Quand les femmes au travail contribuent à la croissance : l’intérêt des économistes à la question
Une des raisons en est que les économistes ont entretemps apporté leur pierre à l’édifice en réalisant des études qui tentent à prouver que l’activité des femmes contribue à la croissance économique à la fois d’un point de vue micro et macro-économique. C’est un américain, Gary Becker[7], fondateur de l’École de Chicago et Prix Nobel d’économie, qui est le premier économiste à vouloir théoriser la fécondité et la décision d’avoir des enfants en considérant cette dernière comme la résultante d’un processus de négociation au sein du couple. Son raisonnement est de considérer que, pour une femme active, avoir des enfants représente un coût d’opportunité d’autant plus grand que le salaire auquel elle doit renoncer pour les élever est lui-même important et qu’il en résulte une liaison négative entre fécondité et activité.
Après Becker, nombreux sont les économistes à s’intéresser à cette relation. Sans entrer ici dans les détails techniques, ils pensent que « l’activité des femmes augmente le revenu du ménage et donc son épargne, ce qui stimule la croissance économique ». Le salaire féminin serait aussi « un facteur important de réduction de la pauvreté des familles et donc des enfants, en particulier dans les familles monoparentales. (…) Au total, la hausse de l’activité féminine n’améliorerait pas seulement la situation des femmes, mais celle de la société dans son ensemble en stimulant la croissance économique, en équilibrant le système de retraite et en réduisant le risque de pauvreté des familles »[8]. Chacun appréciera librement la pertinence de ces arguments qui s’inscrivent dans une conception libérale du fonctionnement sociétal, avec prééminence de l’économie.
Nombre d’enfants et activité féminine : des liens ?
Alors que, dans un passé plus ou moins lointain, la question principale était de savoir comment maintenir les femmes mariées au foyer en donnant priorité à la reproduction sociale, actuellement, le problème central est d’identifier les obstacles à une participation accrue des femmes au marché du travail. Il apparaît que l’obstacle principal est la présence d’un ou de plusieurs enfants. En effet, l’observation a été maintes fois répétée dans la plupart des pays que lorsque le nombre d’enfants augmente, le taux d’activité des mères tend à diminuer.
Depuis l’après Seconde Guerre mondiale, les chercheurs, autant économistes que sociologues ou démographes, ont déployé beaucoup d’énergie à clarifier la nature du lien entre nombre d’enfants et activité des femmes. Le problème peut paraître a priori relativement simple à éclairer dans la mesure où la plupart des pays européens disposent de statistiques précises à la fois sur la mesure de la fécondité et sur les taux d’activité distingués par sexes de même que sur les taux de féminisation de l’emploi.

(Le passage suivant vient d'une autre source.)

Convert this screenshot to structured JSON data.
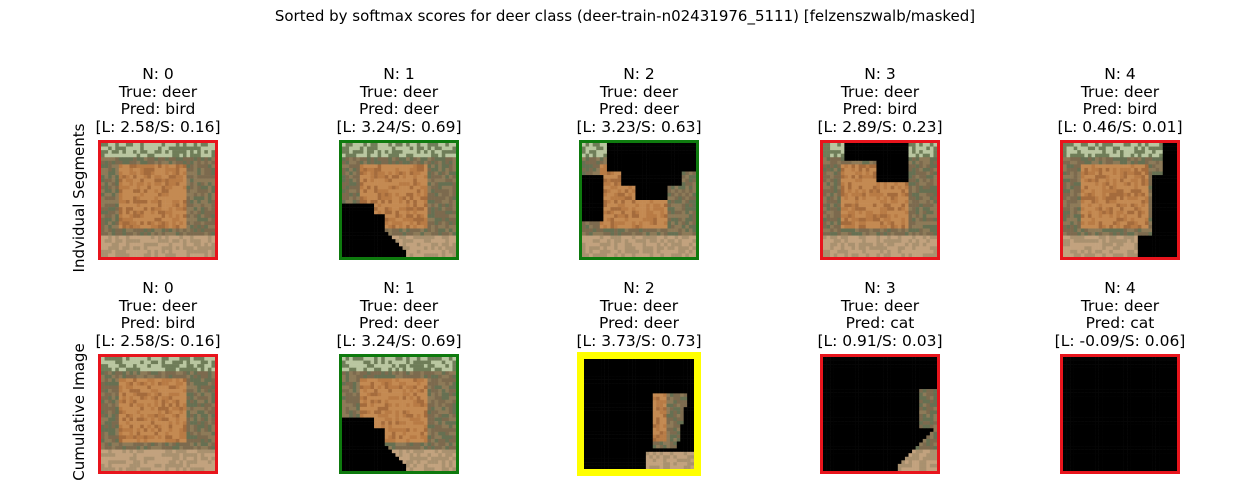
{
  "figure": {
    "suptitle": "Sorted by softmax scores for deer class (deer-train-n02431976_5111) [felzenszwalb/masked]"
  },
  "rows": [
    {
      "label": "Indvidual Segments",
      "panels": [
        {
          "n": "N: 0",
          "true": "True: deer",
          "pred": "Pred: bird",
          "score": "[L: 2.58/S: 0.16]",
          "border": "#e8141c",
          "mask": "none"
        },
        {
          "n": "N: 1",
          "true": "True: deer",
          "pred": "Pred: deer",
          "score": "[L: 3.24/S: 0.69]",
          "border": "#0e7a0e",
          "mask": "bottom-left"
        },
        {
          "n": "N: 2",
          "true": "True: deer",
          "pred": "Pred: deer",
          "score": "[L: 3.23/S: 0.63]",
          "border": "#0e7a0e",
          "mask": "top-large"
        },
        {
          "n": "N: 3",
          "true": "True: deer",
          "pred": "Pred: bird",
          "score": "[L: 2.89/S: 0.23]",
          "border": "#e8141c",
          "mask": "top-right"
        },
        {
          "n": "N: 4",
          "true": "True: deer",
          "pred": "Pred: bird",
          "score": "[L: 0.46/S: 0.01]",
          "border": "#e8141c",
          "mask": "right-side"
        }
      ]
    },
    {
      "label": "Cumulative Image",
      "panels": [
        {
          "n": "N: 0",
          "true": "True: deer",
          "pred": "Pred: bird",
          "score": "[L: 2.58/S: 0.16]",
          "border": "#e8141c",
          "mask": "none"
        },
        {
          "n": "N: 1",
          "true": "True: deer",
          "pred": "Pred: deer",
          "score": "[L: 3.24/S: 0.69]",
          "border": "#0e7a0e",
          "mask": "bottom-left"
        },
        {
          "n": "N: 2",
          "true": "True: deer",
          "pred": "Pred: deer",
          "score": "[L: 3.73/S: 0.73]",
          "border": "#ffff00",
          "mask": "cum-2"
        },
        {
          "n": "N: 3",
          "true": "True: deer",
          "pred": "Pred: cat",
          "score": "[L: 0.91/S: 0.03]",
          "border": "#e8141c",
          "mask": "cum-3"
        },
        {
          "n": "N: 4",
          "true": "True: deer",
          "pred": "Pred: cat",
          "score": "[L: -0.09/S: 0.06]",
          "border": "#e8141c",
          "mask": "all"
        }
      ]
    }
  ],
  "chart_data": {
    "type": "table",
    "title": "Sorted by softmax scores for deer class (deer-train-n02431976_5111) [felzenszwalb/masked]",
    "row_labels": [
      "Indvidual Segments",
      "Cumulative Image"
    ],
    "columns": [
      "N: 0",
      "N: 1",
      "N: 2",
      "N: 3",
      "N: 4"
    ],
    "true_class": "deer",
    "individual": [
      {
        "n": 0,
        "pred": "bird",
        "L": 2.58,
        "S": 0.16
      },
      {
        "n": 1,
        "pred": "deer",
        "L": 3.24,
        "S": 0.69
      },
      {
        "n": 2,
        "pred": "deer",
        "L": 3.23,
        "S": 0.63
      },
      {
        "n": 3,
        "pred": "bird",
        "L": 2.89,
        "S": 0.23
      },
      {
        "n": 4,
        "pred": "bird",
        "L": 0.46,
        "S": 0.01
      }
    ],
    "cumulative": [
      {
        "n": 0,
        "pred": "bird",
        "L": 2.58,
        "S": 0.16
      },
      {
        "n": 1,
        "pred": "deer",
        "L": 3.24,
        "S": 0.69
      },
      {
        "n": 2,
        "pred": "deer",
        "L": 3.73,
        "S": 0.73
      },
      {
        "n": 3,
        "pred": "cat",
        "L": 0.91,
        "S": 0.03
      },
      {
        "n": 4,
        "pred": "cat",
        "L": -0.09,
        "S": 0.06
      }
    ],
    "border_colors": {
      "correct": "#0e7a0e",
      "wrong": "#e8141c",
      "best": "#ffff00"
    }
  }
}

Or, il se trouve que depuis les années 1970, l’indicateur conjoncturel de fécondité (pratiquement le nombre moyen d’enfants par femme) a subi en Europe une rapide chute, passant en quelques décennies de valeurs proches de 2,5 enfants à des valeurs très inférieures du seuil de remplacement des générations de l’ordre de 1,5 enfant. Dans le même temps, les taux d’activité des femmes ont progressé dans des proportions importantes (+/- 20 points). Parallèlement, les taux de féminisation de l’emploi ont également augmenté de façon assez spectaculaire.
A priori, la conclusion suivante s’impose donc : comme la plupart des coefficients de corrélation calculés entre des séries statistiques, qu’elles soient chronologiques par pays ou géographiques, affichent des valeurs négatives statistiquement significatives, on devrait pouvoir conclure que la présence d’enfants nuit à l’activité des femmes et qu’inversement, leur absence ou leur moindre nombre est un facteur d’intensification de la participation des femmes au marché du travail.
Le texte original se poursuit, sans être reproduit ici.